[gnu.utils.bug] SED bug

dar@nucleus.mi.org (Dario Alcocer) (07/29/89)

Hello, I wanted to report a bug in GNU sed.  Whenever a
regular expression range is specified, the negate operator
(\!) does not work correctly.  I think I have a fix, but
I wanted to check with you first. My fix is contained in
the following lines; this is output from Bob Stout's
diff program:

 DIFF 2.01B 
< \TEMP\SEDEXEC.C
> \TMP\SEDEXEC.C
------------------------------------
 16,16
< #include <stdio.h>      /* {f}puts, {f}printf, getc/putc, f{re}open, fclose */
< #include <ctype.h>      /* for isprint(), isdigit(), toascii() macros */
< #include "sed.h"        /* command type structures & miscellaneous constants */
< #include "sed.dcl"
---
> /*
> BUG FIX:
>    Changed match() so that regular expression addresses will NOT be matched
> if the allbut flag is true.
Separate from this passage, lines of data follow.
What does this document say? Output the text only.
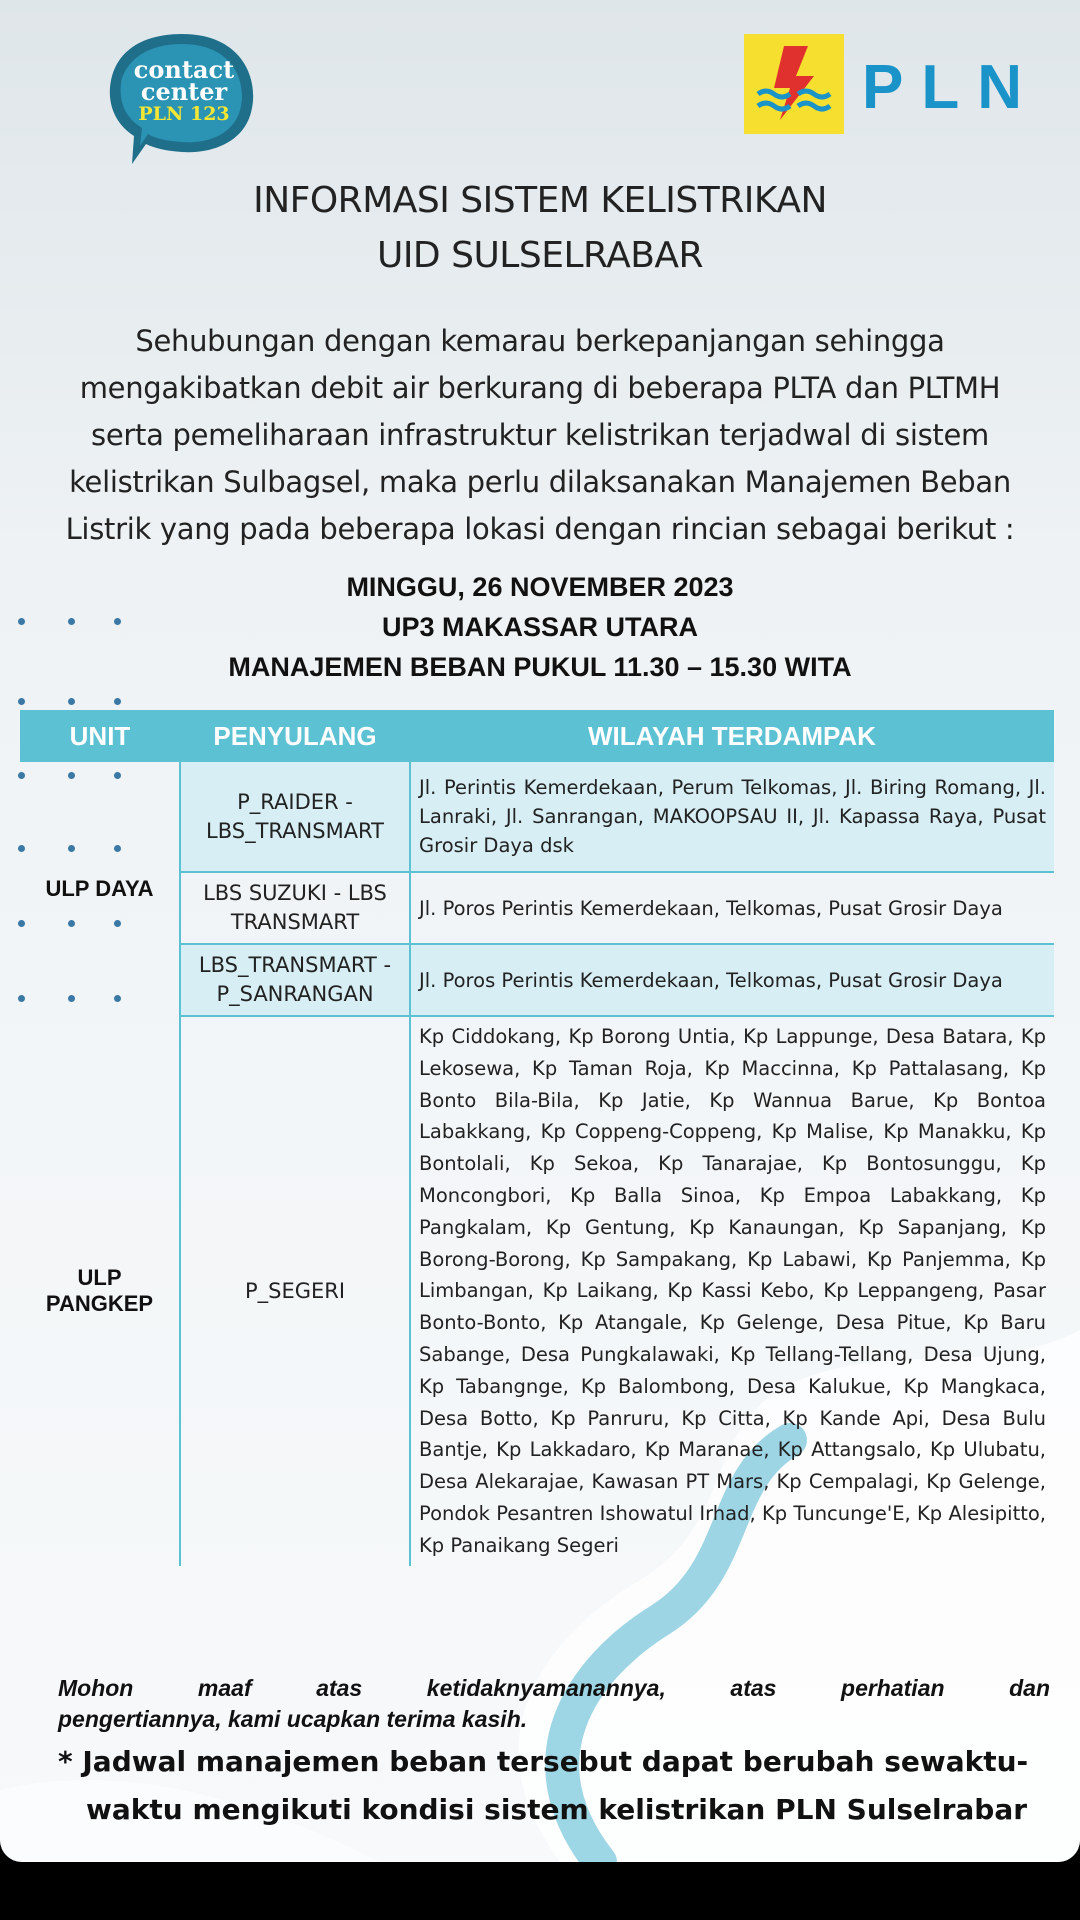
contact
center
PLN 123	PLN
INFORMASI SISTEM KELISTRIKAN
UID SULSELRABAR
Sehubungan dengan kemarau berkepanjangan sehingga mengakibatkan debit air berkurang di beberapa PLTA dan PLTMH serta pemeliharaan infrastruktur kelistrikan terjadwal di sistem kelistrikan Sulbagsel, maka perlu dilaksanakan Manajemen Beban Listrik yang pada beberapa lokasi dengan rincian sebagai berikut :
MINGGU, 26 NOVEMBER 2023
UP3 MAKASSAR UTARA
MANAJEMEN BEBAN PUKUL 11.30 – 15.30 WITA
UNIT	PENYULANG	WILAYAH TERDAMPAK
ULP DAYA	P_RAIDER - LBS_TRANSMART	Jl. Perintis Kemerdekaan, Perum Telkomas, Jl. Biring Romang, Jl. Lanraki, Jl. Sanrangan, MAKOOPSAU II, Jl. Kapassa Raya, Pusat Grosir Daya dsk
	LBS SUZUKI - LBS TRANSMART	Jl. Poros Perintis Kemerdekaan, Telkomas, Pusat Grosir Daya
	LBS_TRANSMART - P_SANRANGAN	Jl. Poros Perintis Kemerdekaan, Telkomas, Pusat Grosir Daya
ULP PANGKEP	P_SEGERI	Kp Ciddokang, Kp Borong Untia, Kp Lappunge, Desa Batara, Kp Lekosewa, Kp Taman Roja, Kp Maccinna, Kp Pattalasang, Kp Bonto Bila-Bila, Kp Jatie, Kp Wannua Barue, Kp Bontoa Labakkang, Kp Coppeng-Coppeng, Kp Malise, Kp Manakku, Kp Bontolali, Kp Sekoa, Kp Tanarajae, Kp Bontosunggu, Kp Moncongbori, Kp Balla Sinoa, Kp Empoa Labakkang, Kp Pangkalam, Kp Gentung, Kp Kanaungan, Kp Sapanjang, Kp Borong-Borong, Kp Sampakang, Kp Labawi, Kp Panjemma, Kp Limbangan, Kp Laikang, Kp Kassi Kebo, Kp Leppangeng, Pasar Bonto-Bonto, Kp Atangale, Kp Gelenge, Desa Pitue, Kp Baru Sabange, Desa Pungkalawaki, Kp Tellang-Tellang, Desa Ujung, Kp Tabangnge, Kp Balombong, Desa Kalukue, Kp Mangkaca, Desa Botto, Kp Panruru, Kp Citta, Kp Kande Api, Desa Bulu Bantje, Kp Lakkadaro, Kp Maranae, Kp Attangsalo, Kp Ulubatu, Desa Alekarajae, Kawasan PT Mars, Kp Cempalagi, Kp Gelenge, Pondok Pesantren Ishowatul Irhad, Kp Tuncunge'E, Kp Alesipitto, Kp Panaikang Segeri
Mohon maaf atas ketidaknyamanannya, atas perhatian dan
pengertiannya, kami ucapkan terima kasih.
* Jadwal manajemen beban tersebut dapat berubah sewaktu-
waktu mengikuti kondisi sistem kelistrikan PLN Sulselrabar
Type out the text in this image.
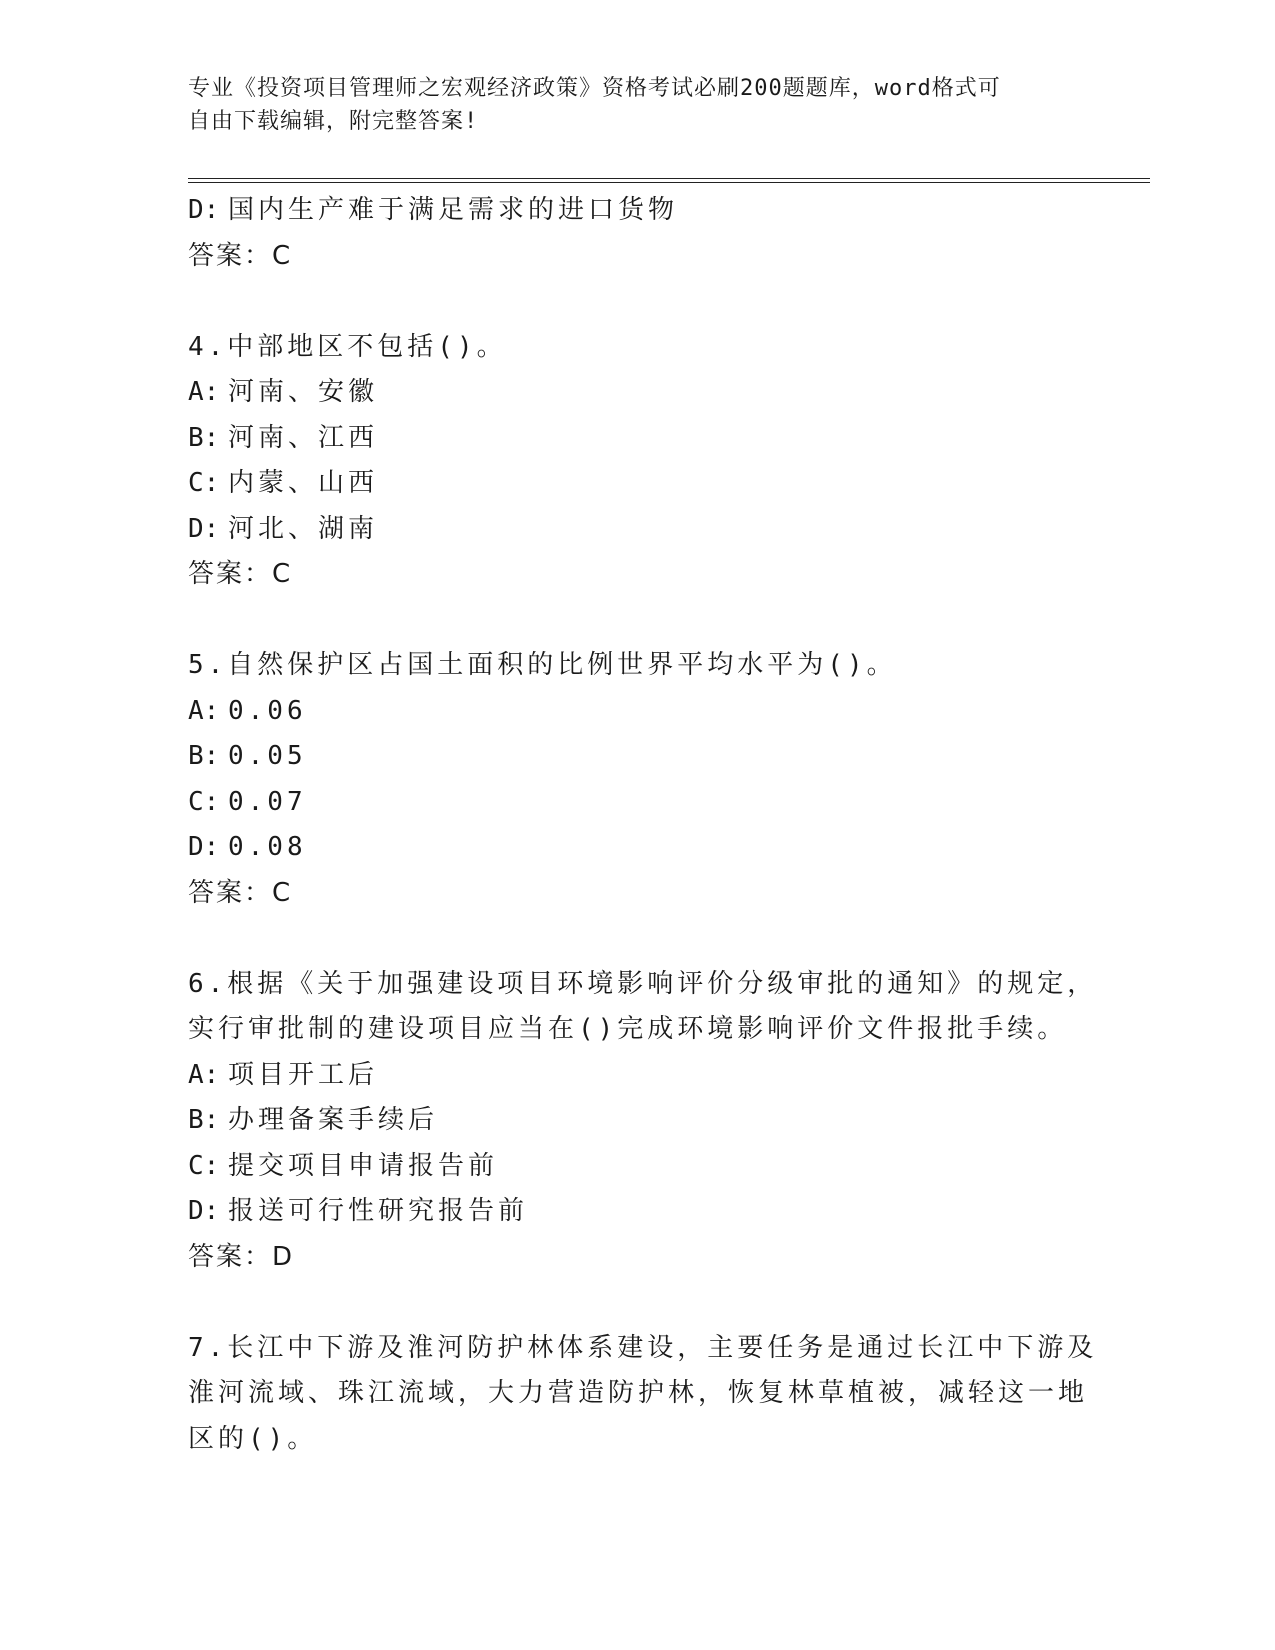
专业《投资项目管理师之宏观经济政策》资格考试必刷200题题库，word格式可
自由下载编辑，附完整答案!
D: 国内生产难于满足需求的进口货物
答案：C
4.中部地区不包括()。
A: 河南、安徽
B: 河南、江西
C: 内蒙、山西
D: 河北、湖南
答案：C
5.自然保护区占国土面积的比例世界平均水平为()。
A: 0.06
B: 0.05
C: 0.07
D: 0.08
答案：C
6.根据《关于加强建设项目环境影响评价分级审批的通知》的规定，
实行审批制的建设项目应当在()完成环境影响评价文件报批手续。
A: 项目开工后
B: 办理备案手续后
C: 提交项目申请报告前
D: 报送可行性研究报告前
答案：D
7.长江中下游及淮河防护林体系建设，主要任务是通过长江中下游及
淮河流域、珠江流域，大力营造防护林，恢复林草植被，减轻这一地
区的()。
Changed by Dario Alcocer 7/12/89.
> */
 21,22
< extern char     *strcpy();      /* used in dosub */
---
> #include <stdio.h>      /* {f}puts, {f}printf, getc/putc, f{re}open, fclose */
> #include <ctype.h>      /* for isprint(), isdigit(), toascii() macros */
> #include "sed.h"        /* command type structures & miscellaneous constants */
> #include "sed.dcl"
 23,27
< /***** shared variables imported from the main ******/
---
> extern char     *strcpy();      /* used in dosub */
 29
> /***** shared variables imported from the main ******/
> 
 213,219
<         }
<         else
<         {
<                 if (ipc->flags.allbut)
<                         return(TRUE);
<                 ipc++;
<                 return(FALSE);
---
>                 /*
>                  * Code added 7/12/89 by Dario Alcocer to prevent
>                  * regular expression addresses from being matched if
>                  * the allbut flag is true.
>                  */
>                 if (ipc->flags.allbut)
>                         return(FALSE);
 227
>         else
>         {
>                 if (ipc->flags.allbut)
>                         return(TRUE);
>                 ipc++;
>                 return(FALSE);
>         }
eof \TEMP\SEDEXEC.C


Please let me know if this fix is correct.  I can be
reached voice at 619-450-1667 ext. 6363, or at
dar@nucleus.mi.org (try to logon regularly, but
sometimes I can't get on for days...). 

Thanks for your attention,

Dario Alcocer

tarvaine@tukki.jyu.fi (Tapani Tarvainen) (09/18/89)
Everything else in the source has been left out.